É quase semelhante, ainda que um pouco melhor do que o marítimo, porque, se formos ver historicamente o aéreo esteve sempre numa situação de instabilidade. Mas já recuperamos, por exemplo, no primeiro trimestre deste ano atingimos o número de voos semanais que tínhamos em 2015. Aliás, já ultrapassamos, estamos praticamente com o número de voos inter-ilhas por semana que tínhamos em 2019. Eram 155 voos, em média, por semana e já estamos com 148 voos por semana, ou seja, 7 voos a menos do que 2019, e com vinda das novas aeronaves, facilmente vamos ultrapassar o nível de 2019, em número de voos e de passageiros transportados.
Optimista, portanto.
Optimista, mas com os pés no chão. Porque as aeronaves não estão disponíveis para se adquirir quando se pretende. Mesmo tendo recursos financeiros. Com a pandemia, toda a demanda das aeronaves que estava prevista para 2019 foi prejudicada e até hoje ainda não se conseguiu dar resposta às encomendas. Isso também tem vindo a atrapalhar-nos para conseguirmos aeronaves no momento que gostaríamos de ter. Estamos neste momento a adquirir duas novas aeronaves e estamos a trabalhar para adquirir mais duas, através do dry lease [aluguer de aeronave sem tripulação, manutenção ou seguro incluídos], para serem operadas pela nova companhia aérea. Mas, quer em termos de aeronaves, de peças, ou de motores, há uma falta de disponibilidade no mercado. Muitas companhias aéreas ainda não receberam as encomendas que tinham feito em 2019. Isso está a afectar o sector aéreo. Não só em Cabo Verde, mas a nível mundial.

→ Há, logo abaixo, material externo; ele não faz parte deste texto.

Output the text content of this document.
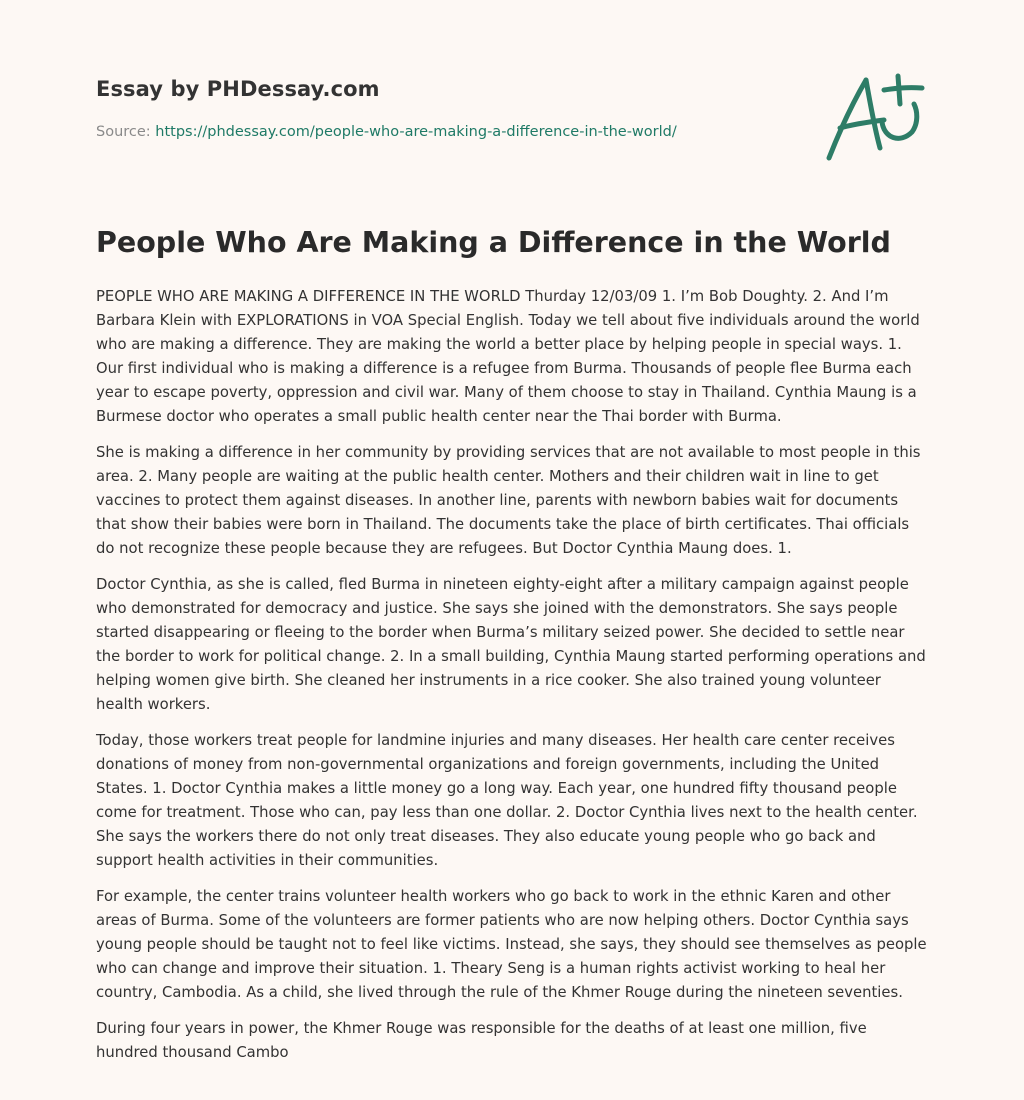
Essay by PHDessay.com
Source: https://phdessay.com/people-who-are-making-a-difference-in-the-world/
People Who Are Making a Difference in the World

PEOPLE WHO ARE MAKING A DIFFERENCE IN THE WORLD Thurday 12/03/09 1. I’m Bob Doughty. 2. And I’m Barbara Klein with EXPLORATIONS in VOA Special English. Today we tell about five individuals around the world who are making a difference. They are making the world a better place by helping people in special ways. 1. Our first individual who is making a difference is a refugee from Burma. Thousands of people flee Burma each year to escape poverty, oppression and civil war. Many of them choose to stay in Thailand. Cynthia Maung is a Burmese doctor who operates a small public health center near the Thai border with Burma.

She is making a difference in her community by providing services that are not available to most people in this area. 2. Many people are waiting at the public health center. Mothers and their children wait in line to get vaccines to protect them against diseases. In another line, parents with newborn babies wait for documents that show their babies were born in Thailand. The documents take the place of birth certificates. Thai officials do not recognize these people because they are refugees. But Doctor Cynthia Maung does. 1.

Doctor Cynthia, as she is called, fled Burma in nineteen eighty-eight after a military campaign against people who demonstrated for democracy and justice. She says she joined with the demonstrators. She says people started disappearing or fleeing to the border when Burma’s military seized power. She decided to settle near the border to work for political change. 2. In a small building, Cynthia Maung started performing operations and helping women give birth. She cleaned her instruments in a rice cooker. She also trained young volunteer health workers.

Today, those workers treat people for landmine injuries and many diseases. Her health care center receives donations of money from non-governmental organizations and foreign governments, including the United States. 1. Doctor Cynthia makes a little money go a long way. Each year, one hundred fifty thousand people come for treatment. Those who can, pay less than one dollar. 2. Doctor Cynthia lives next to the health center. She says the workers there do not only treat diseases. They also educate young people who go back and support health activities in their communities.

For example, the center trains volunteer health workers who go back to work in the ethnic Karen and other areas of Burma. Some of the volunteers are former patients who are now helping others. Doctor Cynthia says young people should be taught not to feel like victims. Instead, she says, they should see themselves as people who can change and improve their situation. 1. Theary Seng is a human rights activist working to heal her country, Cambodia. As a child, she lived through the rule of the Khmer Rouge during the nineteen seventies.

During four years in power, the Khmer Rouge was responsible for the deaths of at least one million, five hundred thousand Cambo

Mas são precisas soluções e depressa.
Temos a consciência que, a nível do transporte aéreo doméstico, precisamos de estabilizar o mais urgente possível. É um problema histórico, não é um problema de agora. Já tomamos as medidas estruturantes para mitigar as avarias que estão a acontecer, com aeronaves que não são da TACV, são aeronaves de terceiros e que estamos a pressionar para aumentar a capacidade da manutenção e de stock de peças, para não haver essas avarias. Queremos os nossos próprios aviões, sermos independentes de aviões de terceiros. A pretensão é ter, pelo menos, 4 aviões. Dois agora, mais 2 aviões no próximo ano. Mas há problemas e nós reconhecemos isso. A mesma coisa com o marítimo. Estamos a trabalhar. Não está a ser fácil, mas acreditamos que as medidas de curto prazo para mitigar vão ajudar. E as medidas mais estruturantes vão resolver os problemas de conectividade.
Texto originalmente publicado na edição impressa do Expresso das Ilhas nº 1230 de 25 de Junho de 2025.